Piers Morgan? Really?

Does anyone really like Piers Morgan? I mean, sure he’s kind of handsome, but he has that vibe about himself that makes him out to be a complete asshole. I guess Larry King wasn’t exactly considered a sweetheart, but at least he was an innocent old man. Piers Morgan is just an asshole… Who will go on his show? What celebrity, or half-celebrity will go on a show where some British twat is going to be rude to them? And what person will watch him be rude to people? Simon Cowell was hard on people on Idol, but at least he had a heart somewhere in there, watching Morgan on both …got talent, and the Apprentice, I’m convinced he doesn’t have a heart, or maybe just a teeny tiny black one.

CNN, you dun goofed up.

Update: as some nice man pointed out in the comments section, I had spelled his name “Pierce” instead of “Piers”. Oops.

Welcome To My Place

This post was originally called “Hello World”, and I guess that is quite an appropriate way of starting the first post of a blog. So without further ado, Hello World! I’m broadcasting from and to the internets today because I believe that I have something to say. Something that might interest you, something that might intrigue you. Or something that will offend you so immensely that you never want to come back and visit this web page ever again. It’s all in your mind, how you perceive the world, or even how you were raised. Either way, what I have to say is extremely important, and it will be said with my head held high.

Dear World… I am a homosexual. How big of a homosexual, you might ask. Well, a pretty big one, I would answer.

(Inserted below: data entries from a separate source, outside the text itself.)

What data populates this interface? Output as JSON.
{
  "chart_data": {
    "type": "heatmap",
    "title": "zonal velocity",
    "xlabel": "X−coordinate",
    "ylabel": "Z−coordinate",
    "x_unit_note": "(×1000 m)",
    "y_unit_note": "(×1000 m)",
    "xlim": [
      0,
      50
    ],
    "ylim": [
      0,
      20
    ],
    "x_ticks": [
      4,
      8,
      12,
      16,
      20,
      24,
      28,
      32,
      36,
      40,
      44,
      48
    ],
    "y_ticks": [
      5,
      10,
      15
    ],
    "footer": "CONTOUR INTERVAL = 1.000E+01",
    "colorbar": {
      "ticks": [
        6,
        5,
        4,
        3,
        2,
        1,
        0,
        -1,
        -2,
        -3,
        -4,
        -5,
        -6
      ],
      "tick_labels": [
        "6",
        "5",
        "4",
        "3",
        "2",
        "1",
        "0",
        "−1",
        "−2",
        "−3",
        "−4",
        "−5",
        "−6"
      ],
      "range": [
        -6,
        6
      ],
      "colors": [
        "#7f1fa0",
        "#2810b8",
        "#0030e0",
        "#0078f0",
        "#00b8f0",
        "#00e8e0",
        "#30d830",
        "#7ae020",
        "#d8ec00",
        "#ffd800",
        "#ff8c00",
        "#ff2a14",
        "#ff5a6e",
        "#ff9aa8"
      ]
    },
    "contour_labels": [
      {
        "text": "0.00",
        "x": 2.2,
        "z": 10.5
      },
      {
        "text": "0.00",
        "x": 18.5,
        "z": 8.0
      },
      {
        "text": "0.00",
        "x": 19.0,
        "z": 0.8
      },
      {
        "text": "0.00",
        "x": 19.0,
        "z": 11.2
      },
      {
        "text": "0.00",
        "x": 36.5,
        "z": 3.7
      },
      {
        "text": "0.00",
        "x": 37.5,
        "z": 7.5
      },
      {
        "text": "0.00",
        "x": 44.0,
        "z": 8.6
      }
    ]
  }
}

Oh god, not another one of those gay blogs with pink backgrounds and gossip about reality TV shows, and celebrities, you might think. And I’m here to tell you that that is exactly what this blog is. Another gay blog with content that really doesn’t matter in the end. Who cares about how ugly the contestants on America’s Next Top Model was this season (they were pretty ugly actually)? Well, I’m here to tell you that gay people do. Why? Because gay people are a breed of their own, which is kind of funny since we’re not known to breed, but this breed is indeed a very special branch on the tree that is humanity. I’m sorry if I disappointed you with my skills in writing, I lured you in with an interesting opening, and then in the end this is just going to be another blog about stupid shit that only stupid people care about. Well… I guess I just fooled you yet again. Man, this blog already has more twists and turns than the average Lost episode.

Paragraph three, the end of the beginning. This blog will not, I repeat, WILL NOT, be another blog about celebrity gossip, or fashion, or reality TV. No, this blog will be about what I like. So what do I like? Let’s see, I like my hubby Rick, I like videogames, I like politics, I like technology, I like science, I like smart humor, I like music, I like amusement parks, and I like… like. If I like it, I can bet you that it will be found on this page at one time or another. If I like you, you might even end up here, who knows? But for now, I am the only one that will be here, but hopefully that will change soon.